Soccer – The Most Important of Life’s Unimportant Things
I don’t even know where to begin with this game.
I’m not 100% sure there actually was a game.
I think it very well could have been a hallucination, dream, LSD flashback, or perhaps some sort of alternate universe cause by Wesley doing experiments in the Holodeck.
But whatever it was, it wasn’t a regular soccer game.
I actually would have been at the game, except for some lady who called my office last Friday, wanting to make an appointment for legal consultation. In a moment of pure unthinking stupidity, I told her 2:00 Tuesday would be fine, not remembering I was planning to be halfway to Frisco by then. Even more stupidly, I didn’t get her phone number to reschedule. So I’m waiting around the office Tuesday, wishing I was on the way to the game, and guess what?
She doesn’t show up.
At the time, I was perturbed. Now, I think it may have been for the best. It was tough enough watching that mess on television; I’m not sure I would have survived seeing it in person. My only real regret is that I didn’t get to hold up my “POSH WANTS ME” sign.
The game started at 7:00, but I didn’t start watching until about 8:00 (Hey, Cindy likes the Reba show, what can I say?).

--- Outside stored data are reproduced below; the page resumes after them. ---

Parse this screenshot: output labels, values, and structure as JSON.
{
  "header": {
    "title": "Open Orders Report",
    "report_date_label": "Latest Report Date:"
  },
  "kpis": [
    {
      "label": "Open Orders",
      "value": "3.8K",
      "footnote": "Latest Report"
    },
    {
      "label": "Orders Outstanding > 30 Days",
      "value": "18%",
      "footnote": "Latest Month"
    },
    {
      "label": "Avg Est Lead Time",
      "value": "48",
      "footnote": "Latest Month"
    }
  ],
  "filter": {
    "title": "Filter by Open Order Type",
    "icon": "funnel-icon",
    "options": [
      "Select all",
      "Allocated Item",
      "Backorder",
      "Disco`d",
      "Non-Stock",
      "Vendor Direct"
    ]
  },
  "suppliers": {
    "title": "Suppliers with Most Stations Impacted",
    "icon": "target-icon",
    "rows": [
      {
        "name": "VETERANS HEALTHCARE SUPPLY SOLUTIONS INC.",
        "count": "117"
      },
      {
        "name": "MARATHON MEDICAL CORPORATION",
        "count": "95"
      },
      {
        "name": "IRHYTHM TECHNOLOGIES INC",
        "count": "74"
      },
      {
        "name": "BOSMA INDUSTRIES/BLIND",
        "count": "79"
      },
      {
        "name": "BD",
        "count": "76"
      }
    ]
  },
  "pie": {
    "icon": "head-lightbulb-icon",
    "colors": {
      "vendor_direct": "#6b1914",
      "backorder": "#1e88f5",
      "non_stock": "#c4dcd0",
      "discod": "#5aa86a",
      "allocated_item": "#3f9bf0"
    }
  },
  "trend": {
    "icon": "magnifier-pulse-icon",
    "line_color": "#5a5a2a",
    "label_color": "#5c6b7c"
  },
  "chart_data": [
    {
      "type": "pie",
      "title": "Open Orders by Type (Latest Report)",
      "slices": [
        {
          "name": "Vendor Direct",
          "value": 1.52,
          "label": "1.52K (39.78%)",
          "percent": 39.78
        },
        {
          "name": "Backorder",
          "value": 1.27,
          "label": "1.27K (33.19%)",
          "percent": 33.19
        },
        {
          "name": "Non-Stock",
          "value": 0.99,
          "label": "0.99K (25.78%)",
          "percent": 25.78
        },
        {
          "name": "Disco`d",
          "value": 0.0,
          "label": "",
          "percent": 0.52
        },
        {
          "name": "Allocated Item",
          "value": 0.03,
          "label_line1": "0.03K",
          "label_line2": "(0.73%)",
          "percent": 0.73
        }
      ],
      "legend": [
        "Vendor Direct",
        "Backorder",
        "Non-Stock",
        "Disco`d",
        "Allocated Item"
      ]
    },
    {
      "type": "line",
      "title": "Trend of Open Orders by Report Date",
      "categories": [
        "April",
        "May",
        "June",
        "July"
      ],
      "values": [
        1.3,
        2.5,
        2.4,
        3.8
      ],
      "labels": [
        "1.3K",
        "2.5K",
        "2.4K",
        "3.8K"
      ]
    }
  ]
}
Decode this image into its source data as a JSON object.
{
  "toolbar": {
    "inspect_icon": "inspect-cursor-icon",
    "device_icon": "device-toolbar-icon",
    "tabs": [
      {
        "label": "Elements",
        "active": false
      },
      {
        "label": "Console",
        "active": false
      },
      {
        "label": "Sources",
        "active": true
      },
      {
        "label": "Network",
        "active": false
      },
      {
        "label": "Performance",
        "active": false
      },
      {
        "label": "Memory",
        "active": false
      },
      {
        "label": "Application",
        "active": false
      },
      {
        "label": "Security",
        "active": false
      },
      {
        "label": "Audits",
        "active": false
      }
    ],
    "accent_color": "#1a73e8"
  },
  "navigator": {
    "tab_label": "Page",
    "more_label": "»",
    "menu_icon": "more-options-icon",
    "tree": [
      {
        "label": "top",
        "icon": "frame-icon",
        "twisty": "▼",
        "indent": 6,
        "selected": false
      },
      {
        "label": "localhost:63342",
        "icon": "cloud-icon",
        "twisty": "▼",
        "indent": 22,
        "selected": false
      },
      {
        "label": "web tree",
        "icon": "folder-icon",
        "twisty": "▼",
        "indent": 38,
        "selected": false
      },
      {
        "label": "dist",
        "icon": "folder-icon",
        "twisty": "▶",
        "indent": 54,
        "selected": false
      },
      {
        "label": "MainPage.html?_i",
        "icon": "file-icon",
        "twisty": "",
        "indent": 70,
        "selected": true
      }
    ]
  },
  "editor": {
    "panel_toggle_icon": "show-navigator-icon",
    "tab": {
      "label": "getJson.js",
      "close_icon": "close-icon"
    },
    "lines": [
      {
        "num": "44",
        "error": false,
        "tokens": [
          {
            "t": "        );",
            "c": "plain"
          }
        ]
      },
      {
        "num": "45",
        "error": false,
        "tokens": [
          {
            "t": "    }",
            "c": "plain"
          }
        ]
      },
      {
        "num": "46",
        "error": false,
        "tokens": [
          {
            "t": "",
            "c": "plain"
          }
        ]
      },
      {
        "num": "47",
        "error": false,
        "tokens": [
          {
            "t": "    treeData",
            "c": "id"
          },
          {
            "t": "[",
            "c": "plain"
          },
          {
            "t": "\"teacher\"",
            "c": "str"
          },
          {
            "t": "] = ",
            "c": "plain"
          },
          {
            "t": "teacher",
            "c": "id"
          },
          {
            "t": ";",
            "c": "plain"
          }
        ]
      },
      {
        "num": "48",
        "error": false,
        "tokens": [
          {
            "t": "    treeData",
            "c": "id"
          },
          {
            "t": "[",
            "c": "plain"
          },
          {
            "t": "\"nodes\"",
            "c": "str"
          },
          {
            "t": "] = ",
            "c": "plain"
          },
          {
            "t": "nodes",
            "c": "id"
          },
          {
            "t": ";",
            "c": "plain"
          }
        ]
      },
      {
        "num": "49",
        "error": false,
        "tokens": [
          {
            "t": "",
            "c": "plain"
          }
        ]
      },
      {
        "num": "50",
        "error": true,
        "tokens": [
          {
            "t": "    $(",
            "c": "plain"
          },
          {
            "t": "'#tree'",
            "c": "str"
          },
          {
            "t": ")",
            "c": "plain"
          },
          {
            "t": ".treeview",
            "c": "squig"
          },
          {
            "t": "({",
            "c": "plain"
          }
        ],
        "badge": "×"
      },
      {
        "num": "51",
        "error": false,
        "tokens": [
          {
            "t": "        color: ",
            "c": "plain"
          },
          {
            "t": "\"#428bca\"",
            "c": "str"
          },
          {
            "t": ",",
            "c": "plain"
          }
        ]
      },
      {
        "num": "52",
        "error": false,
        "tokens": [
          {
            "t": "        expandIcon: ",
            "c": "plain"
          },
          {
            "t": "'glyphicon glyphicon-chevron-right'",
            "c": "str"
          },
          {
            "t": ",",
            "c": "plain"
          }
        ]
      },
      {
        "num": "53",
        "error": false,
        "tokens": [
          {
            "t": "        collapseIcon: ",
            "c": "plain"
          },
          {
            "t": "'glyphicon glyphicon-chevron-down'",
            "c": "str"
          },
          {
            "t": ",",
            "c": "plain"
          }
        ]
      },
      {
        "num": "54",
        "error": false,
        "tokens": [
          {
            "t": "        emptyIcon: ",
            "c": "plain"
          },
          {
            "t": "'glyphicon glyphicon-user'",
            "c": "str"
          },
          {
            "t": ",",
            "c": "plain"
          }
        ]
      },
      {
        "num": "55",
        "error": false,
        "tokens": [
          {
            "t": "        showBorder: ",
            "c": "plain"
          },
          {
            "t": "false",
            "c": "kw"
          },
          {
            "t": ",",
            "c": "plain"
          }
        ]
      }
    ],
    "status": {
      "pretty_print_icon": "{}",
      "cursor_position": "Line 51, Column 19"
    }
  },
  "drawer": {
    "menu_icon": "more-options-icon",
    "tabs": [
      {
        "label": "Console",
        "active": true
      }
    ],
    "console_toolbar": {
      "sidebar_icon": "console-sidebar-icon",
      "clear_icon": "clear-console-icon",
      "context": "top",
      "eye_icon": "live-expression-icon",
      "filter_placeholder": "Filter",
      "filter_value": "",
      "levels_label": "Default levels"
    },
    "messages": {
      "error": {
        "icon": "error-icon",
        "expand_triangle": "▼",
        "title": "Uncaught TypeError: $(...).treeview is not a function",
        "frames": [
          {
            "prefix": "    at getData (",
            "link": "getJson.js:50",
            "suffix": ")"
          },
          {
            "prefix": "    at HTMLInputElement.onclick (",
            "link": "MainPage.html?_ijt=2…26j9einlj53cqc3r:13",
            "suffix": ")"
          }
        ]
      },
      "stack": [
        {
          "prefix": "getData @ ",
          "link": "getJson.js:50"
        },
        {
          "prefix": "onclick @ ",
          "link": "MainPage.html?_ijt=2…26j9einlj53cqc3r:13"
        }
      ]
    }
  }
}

Uncharacteristically (because I’m normally a Black Belt in Tivo) I goofed up and started watching in the middle of the first half instead of the beginning, so I did what any grown man would do in that situation: I shielded my eyes, I started yelling “Lalalalalalalala I Can’t Hear the Game Lalalalalalal” While Cindy rewound it to the beginning.
My youngest daughter, not hip to the whole protocol involved in pre-recorded games (she’s just a wee lass, and not yet wise to the ways of the world), chimes in and says, “The score is zero to four”. I give her a brief lecture on how we never, EVER tell Daddy the score of a game that’s been Tivo’d, but I laugh it off, because I know, as surely as I know anything, that the score can’t be 4-zip in the middle of the first half.
After watching about 15 minutes, it occurs to me that Youngest Daughter may have been right, so, in a panic, I start to fast forward. This is where the whole thing gets kinda Alfred Hitchcock-y. Two goals . . . three . . . .FOUR? Four @#$%&$ goals in 20 minutes? How can this possibly be?
Says the lovely Cid: “I saw the score too, but I didn’t want to upset you . . .”
As I feel reality, objectivity, and the very fabric of the space-time continuum start to melt around me, I see Arturo Alvarez Pull one back right before halftime.
“Okay”, I say to myself, “We pulled back three against United, we can pull back four against these losers.”
The rest of the game is really a blur, with only a few things sticking in my conscousness.
The first thing that I remember is that no matter how bad the referees were for the first two Superliga games, those two clowns, combined, can’t be worse than Kevin Stott. Unless he takes to calling games blindfolded and hopping on one leg, he’ll never have a worse game than this one.
But, given that we gave up six goals, one can hardly, in good conscience, blame Kevin for the loss.
The second thing I remember is that Landon Donovan had the gall to make a throat-slashing gesture at the crowd. First of all, it’s classless and pathetic. Second of all, most of the people there paid to see a guy on HIS TEAM. Idiot.
He may as well go play for Mexico if he’s going to be act like that. Though I doubt they’d have him.
Landon is now #1 on the all time MLS punk list, having overtaken Kyle Beckerman and Hunter Freeman in one fell swoop. I can’t even imagine rooting for Landon when he wears the Red, White, and Blue anymore. Even Cobi Jones got my love when he put on the colors, as much as I enjoyed hating him in league games.
I also seem to recall that Joe Cannon, sometime over the course of the evening, grew to be about eight feet tall and somehow gained the ability to move faster than the speed of light. It seems counterintuitive to say this about a guy who gave up 5 goals, but, I swear by Lev Yashin’s ghost the man was incredible. Unbelievable. He made saves that were absolutely not possible to make. I mean if you did the math, the equation wouldn’t come out even. If they made a movie of his performance, it would be under “Fiction” at Blockbusters.
He’s a god amongst men, that Joe Cannon. Or at least a demiurge.
And that, I think leads me to the conclusion of this strange, strange evening, which is just as screwed up and nonsensical as everything else that happened: Despite spotting the Galaxy a four-goal lead, despite getting robbed by Kevin Stott, despite that punk Donovan being so frustratingly good, despite ALL that . . .
If Joe Cannon wasn’t some sort of superhuman mutant magic uber-keeper, we would have won that game.
That’s almost too much for me to contemplate, while simultaneously holding on to my increasingly tenuous grasp on reality.
So I’ll see you Saturday, for the Dick’s Sporting Goods Rapids.
(Oh yeah, Mom, I was just kidding in the third paragraph, I never did LSD. And Wesly hasn’t been allowed in the Holodeck in several hundred Parsecs).